Knesset advances ‘Jewish state’ bill in preliminary vote
3 Arab lawmakers removed from hall for tearing up text, branding Likud MK Dichter ‘racist’ and ‘fascist,’ as proposal passes 48-41
The Knesset plenum on Wednesday approved in a preliminary reading a bill that would enshrine Israel’s status as a Jewish nation-state in its Basic Laws, following a stormy session that saw three Arab lawmakers escorted out of the hall.
Forty-eight lawmakers voted in favor of the so-called Jewish state bill by Likud MK Avi Dichter, and 41 Knesset members opposed it.
Israel’s national identity is mentioned in a number of the country’s laws, but the 11 existing Basic Laws deal mostly with state institutions and Israel’s democratic character. The nation-state bill, proponents say, would put Jewish values and democratic values on equal footing. Critics, however, say the bill effectively discriminates against Israel’s Arab and other minority communities.
Ripping up the text of the bill, Joint (Arab) List MK Jamal Zahalka screamed “this is an apartheid law,” repeatedly shouted “apartheid, apartheid,” and called Dichter a “fascist and a racist” before he was removed from the plenum.
READ: The full text of Avi Dichter’s Jewish state bill
Joint (Arab) List MKs Abd al-Hakim Hajj Yahya and Hanin Zoabi were also booted from the plenum for disrupting the session.
Dichter, a former chief of the Shin Bet security agency, lamented the “disinformation” about the bill, denying the bill downgrades the status of Arabic in Israel as an official language. He also dismissed claims the law compromises the rights of Israel’s Arab minority, saying it merely anchors Israel’s Jewish status, while protecting the rights of other groups.
“I heard the yelling about an apartheid state. I think you are confused, in 1947 the UN decided to build a Jewish state here,” added Environmental Protection Minister Ze’ev Elkin (Likud), who also endorsed the bill and was the author of one of its earlier versions in a previous Knesset.
The Yesh Atid and Zionist Union opposition parties voted against the bill. Both parties have said they would support the version of the bill formulated by Likud MK Benny Begin, which is simply a paragraph-long affirmation that Israel is the homeland of the Jewish people.
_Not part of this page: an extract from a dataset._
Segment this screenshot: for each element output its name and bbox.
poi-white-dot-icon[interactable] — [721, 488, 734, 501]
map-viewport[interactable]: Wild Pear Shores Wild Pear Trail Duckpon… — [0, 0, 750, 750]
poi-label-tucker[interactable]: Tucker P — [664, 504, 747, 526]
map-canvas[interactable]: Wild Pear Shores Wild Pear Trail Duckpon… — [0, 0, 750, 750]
According to the language of Dichter’s bill, the law is needed “to protect the status of Israel as the nation-state of the Jewish people in order to anchor in Israel’s Basic Laws the values of the State of Israel as a Jewish and democratic state, in the spirit of the Declaration of Independence.”
According to the proposal, while every individual has the right “to preserve his culture, heritage, language and identity,” the right to realize self-determination “is unique to the Jewish people.” In another controversial clause, Arabic is changed from an official language to one with “special status,” which would ensure its speakers the “right to language-accessible state services.”
In an interview with The Times of Israel, Dichter rejected the claim that his bill is discriminatory.
“It does not give preference to Jews over non-Jews. It gives preference to the Jewish state by preventing it from becoming something else,” he said emphatically. “It will not be Muslim and democratic, not Christian and democratic and not Hindu and Democratic. It is a Jewish and democratic state and everyone knows that.”
Slamming the criticism of the Hebrew language clause, Dichter said it was “bullshit” to suggest his bill downgraded Arabic.
With no legislation defining the status of either Arabic or Hebrew, Israeli law relies on a British Mandate ruling defining both as official languages of Mandatory Palestine. “So we said, let’s just go with the current reality,” Dichter said. “Hebrew is the language of the state but Arabic should have a special status above other languages. And that’s exactly what we wrote.”
The proposal also enshrines Israel’s state symbols and anthem, says the Hebrew calendar is the official one, affirms protection of all holy sites, and calls on courts to draw from Jewish law in cases where the existing Israeli legislation falls short.
The bill was brought to the plenum as a private bill, with Prime Minister Benjamin Netanyahu’s blessing.
According to a decision of the Ministerial Committee for Legislation , which on Sunday approved the draft, the bill will be formulated, within two months, as a government proposal, a move that will ease its passage through the Knesset. Dichter said he had been in regular contact with Netanyahu over the proposal and the prime minister had given his go-ahead for the bill to be presented now.
While the Kulanu coalition party may have voted in favor in the Ministerial Committee, party spokesman Omri Arush told The Times of Israel this week that its lawmakers would only support the final government proposal if it “met the standards they required.” According to Arush, who declined to elaborate on what those standards were, Kulanu did not give the proposal a blank check and would have input into the final version.